片目毎に固有の能力がある事は伏せ、更に繋げるように話すのは巨人が持っている剣について。

 

「あの呪霊を切ったのが天叢雲剣、倒した呪霊を純粋な呪力として吸収したのが布都御魂剣になります。文献によると固有武器であり須佐能乎使用時に使える様になると。」

 

「へぇ。それに、まだまだあるんでしょ?僕の六眼より便利そうじゃん。」

 

「眼のオンオフが出来ない五条先生のよりは良いかなとは。」

 

段々と、心は許せてきた。然し、これ以上の瞳力があると看破するその眼に畏怖を抱く。あらゆる初見殺しを既知のモノとする彼の瞳は、コレと同等の力を持つと認識した。

 

 

「五条先生は、呪術界での強さはどの程度ですか? 貴方みたいなのがゴロゴロ転がっているのなら、俺は鍛え直さなきゃいけない」

 

「ん?言ってなかったっけ。

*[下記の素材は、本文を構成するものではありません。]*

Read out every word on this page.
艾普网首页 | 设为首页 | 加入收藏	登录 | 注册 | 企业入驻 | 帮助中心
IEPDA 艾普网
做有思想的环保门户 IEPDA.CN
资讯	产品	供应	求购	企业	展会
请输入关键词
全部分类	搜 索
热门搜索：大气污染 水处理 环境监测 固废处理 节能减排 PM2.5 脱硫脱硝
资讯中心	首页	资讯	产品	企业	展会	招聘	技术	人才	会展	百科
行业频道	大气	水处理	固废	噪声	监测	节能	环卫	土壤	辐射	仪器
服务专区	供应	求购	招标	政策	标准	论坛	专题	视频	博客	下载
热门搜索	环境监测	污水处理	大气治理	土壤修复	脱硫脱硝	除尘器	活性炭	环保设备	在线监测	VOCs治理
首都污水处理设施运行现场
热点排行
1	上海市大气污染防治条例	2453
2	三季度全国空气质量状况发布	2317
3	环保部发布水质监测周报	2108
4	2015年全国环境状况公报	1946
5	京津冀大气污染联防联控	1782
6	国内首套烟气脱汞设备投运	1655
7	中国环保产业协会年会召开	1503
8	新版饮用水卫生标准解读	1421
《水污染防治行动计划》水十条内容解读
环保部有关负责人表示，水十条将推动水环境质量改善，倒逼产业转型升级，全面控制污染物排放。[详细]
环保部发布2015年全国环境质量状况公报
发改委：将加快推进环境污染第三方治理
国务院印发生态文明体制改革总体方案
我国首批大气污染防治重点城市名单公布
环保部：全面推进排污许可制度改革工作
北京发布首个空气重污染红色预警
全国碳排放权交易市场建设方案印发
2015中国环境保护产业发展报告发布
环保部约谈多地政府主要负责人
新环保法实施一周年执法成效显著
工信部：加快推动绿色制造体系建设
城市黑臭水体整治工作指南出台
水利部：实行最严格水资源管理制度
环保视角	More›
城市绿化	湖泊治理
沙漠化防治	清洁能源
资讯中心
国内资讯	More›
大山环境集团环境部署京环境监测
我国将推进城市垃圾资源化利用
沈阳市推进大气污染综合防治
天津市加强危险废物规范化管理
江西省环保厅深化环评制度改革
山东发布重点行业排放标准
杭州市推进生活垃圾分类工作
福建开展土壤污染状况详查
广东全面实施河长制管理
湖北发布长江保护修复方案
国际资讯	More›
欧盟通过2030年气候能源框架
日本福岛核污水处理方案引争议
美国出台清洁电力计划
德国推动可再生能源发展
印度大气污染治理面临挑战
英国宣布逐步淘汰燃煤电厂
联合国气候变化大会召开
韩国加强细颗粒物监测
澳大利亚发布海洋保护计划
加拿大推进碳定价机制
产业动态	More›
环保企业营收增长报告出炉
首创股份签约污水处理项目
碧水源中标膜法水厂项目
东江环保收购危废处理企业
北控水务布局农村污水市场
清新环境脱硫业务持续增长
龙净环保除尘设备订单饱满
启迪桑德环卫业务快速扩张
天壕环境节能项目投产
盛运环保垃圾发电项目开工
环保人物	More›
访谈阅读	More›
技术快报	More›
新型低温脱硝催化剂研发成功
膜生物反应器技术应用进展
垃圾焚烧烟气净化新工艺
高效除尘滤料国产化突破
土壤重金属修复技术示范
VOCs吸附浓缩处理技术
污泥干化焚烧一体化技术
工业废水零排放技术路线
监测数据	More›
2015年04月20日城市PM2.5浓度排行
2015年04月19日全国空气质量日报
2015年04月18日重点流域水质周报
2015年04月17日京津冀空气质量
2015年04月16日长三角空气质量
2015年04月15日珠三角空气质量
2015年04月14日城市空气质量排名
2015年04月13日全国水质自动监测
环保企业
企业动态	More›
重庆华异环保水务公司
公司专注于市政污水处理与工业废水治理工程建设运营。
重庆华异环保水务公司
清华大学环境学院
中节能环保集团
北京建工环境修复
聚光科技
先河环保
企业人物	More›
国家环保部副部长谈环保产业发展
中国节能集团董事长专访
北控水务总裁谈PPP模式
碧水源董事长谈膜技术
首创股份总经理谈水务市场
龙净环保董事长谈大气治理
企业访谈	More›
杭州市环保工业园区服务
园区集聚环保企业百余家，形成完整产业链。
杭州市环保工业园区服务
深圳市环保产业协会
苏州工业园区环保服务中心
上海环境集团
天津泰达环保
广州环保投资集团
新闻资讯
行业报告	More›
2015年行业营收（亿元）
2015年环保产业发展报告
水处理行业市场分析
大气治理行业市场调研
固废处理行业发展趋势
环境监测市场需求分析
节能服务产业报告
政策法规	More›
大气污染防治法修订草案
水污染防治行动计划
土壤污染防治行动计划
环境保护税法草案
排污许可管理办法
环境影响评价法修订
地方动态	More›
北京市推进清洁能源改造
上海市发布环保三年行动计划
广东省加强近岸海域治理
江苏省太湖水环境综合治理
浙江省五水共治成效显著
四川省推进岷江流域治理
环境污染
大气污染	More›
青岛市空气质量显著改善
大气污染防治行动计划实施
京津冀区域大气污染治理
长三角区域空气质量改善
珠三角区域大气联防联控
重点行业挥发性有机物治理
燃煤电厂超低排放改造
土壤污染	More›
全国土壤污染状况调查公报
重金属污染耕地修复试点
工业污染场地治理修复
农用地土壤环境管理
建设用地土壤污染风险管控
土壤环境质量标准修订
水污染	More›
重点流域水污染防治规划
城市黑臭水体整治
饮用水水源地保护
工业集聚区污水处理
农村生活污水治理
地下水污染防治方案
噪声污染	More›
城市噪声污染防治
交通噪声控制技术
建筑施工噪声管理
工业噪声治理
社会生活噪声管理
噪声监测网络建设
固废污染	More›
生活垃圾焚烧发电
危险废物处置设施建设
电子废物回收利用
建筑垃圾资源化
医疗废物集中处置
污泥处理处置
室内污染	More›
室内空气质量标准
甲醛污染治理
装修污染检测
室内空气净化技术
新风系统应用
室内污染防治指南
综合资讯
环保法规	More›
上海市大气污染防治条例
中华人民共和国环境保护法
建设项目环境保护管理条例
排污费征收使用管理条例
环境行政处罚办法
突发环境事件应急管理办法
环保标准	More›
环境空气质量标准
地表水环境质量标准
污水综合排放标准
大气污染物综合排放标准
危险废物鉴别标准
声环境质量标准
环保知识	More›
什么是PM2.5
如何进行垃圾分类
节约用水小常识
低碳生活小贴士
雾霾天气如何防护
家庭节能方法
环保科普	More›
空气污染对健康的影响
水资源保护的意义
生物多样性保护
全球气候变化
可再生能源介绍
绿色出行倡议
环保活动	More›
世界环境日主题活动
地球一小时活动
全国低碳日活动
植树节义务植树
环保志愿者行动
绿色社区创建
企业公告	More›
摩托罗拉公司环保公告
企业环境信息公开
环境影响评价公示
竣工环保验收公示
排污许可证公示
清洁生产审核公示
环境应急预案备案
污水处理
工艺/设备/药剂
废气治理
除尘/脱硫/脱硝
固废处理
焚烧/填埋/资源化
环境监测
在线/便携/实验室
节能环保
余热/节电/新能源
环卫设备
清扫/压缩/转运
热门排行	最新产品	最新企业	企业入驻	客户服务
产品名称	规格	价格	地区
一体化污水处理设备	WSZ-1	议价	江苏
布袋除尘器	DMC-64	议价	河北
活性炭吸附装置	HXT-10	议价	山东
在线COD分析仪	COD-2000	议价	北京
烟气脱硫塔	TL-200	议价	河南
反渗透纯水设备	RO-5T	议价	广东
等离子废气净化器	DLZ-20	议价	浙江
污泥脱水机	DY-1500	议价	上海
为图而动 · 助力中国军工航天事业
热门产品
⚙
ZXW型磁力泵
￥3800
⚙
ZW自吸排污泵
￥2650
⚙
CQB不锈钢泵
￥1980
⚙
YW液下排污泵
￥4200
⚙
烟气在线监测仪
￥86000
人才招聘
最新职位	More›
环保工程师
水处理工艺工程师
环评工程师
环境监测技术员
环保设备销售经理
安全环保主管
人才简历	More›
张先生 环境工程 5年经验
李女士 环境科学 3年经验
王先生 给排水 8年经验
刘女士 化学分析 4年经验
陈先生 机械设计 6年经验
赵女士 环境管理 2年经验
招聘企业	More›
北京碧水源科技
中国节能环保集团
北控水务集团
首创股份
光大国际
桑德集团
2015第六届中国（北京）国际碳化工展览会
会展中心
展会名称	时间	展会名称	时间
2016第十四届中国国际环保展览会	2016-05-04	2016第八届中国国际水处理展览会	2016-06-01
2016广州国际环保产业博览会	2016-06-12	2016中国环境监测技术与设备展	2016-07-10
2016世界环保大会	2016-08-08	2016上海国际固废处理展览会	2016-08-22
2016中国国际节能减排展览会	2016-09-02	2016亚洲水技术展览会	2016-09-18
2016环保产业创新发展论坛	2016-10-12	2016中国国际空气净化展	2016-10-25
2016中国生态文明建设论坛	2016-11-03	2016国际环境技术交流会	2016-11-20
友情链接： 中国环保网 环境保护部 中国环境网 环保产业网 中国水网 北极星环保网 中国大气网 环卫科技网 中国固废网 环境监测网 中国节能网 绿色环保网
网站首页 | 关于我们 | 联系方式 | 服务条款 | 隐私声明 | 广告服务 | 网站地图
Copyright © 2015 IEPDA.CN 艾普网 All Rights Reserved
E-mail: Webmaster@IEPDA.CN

僕はさい 「帰ったぞ 、巡(巡〜。ただいまー)」 あ、ご両親かな?ならちゃっちゃと行ってきまーっす。」

 

一番の疑問が中断される。目の前にいた教師が一線級、ソレも最強とは思っていない巡は、五条悟が呪術師の当たり前だと思ってしまう。特級呪霊がどの位の等級なのかも分からないまま、これが当たり前だとする勝手な認識を改める為の質問だったが、それは畑に行っていた両親の帰宅により遮られた。

 

流れる様な身のこなしで止める間もなく玄関に向かっていった彼の背中を見ながら、両親の性格も鑑みた上で今夜のおかずを1人前多くしておく必要があるだろうなと考える千葉巡であった。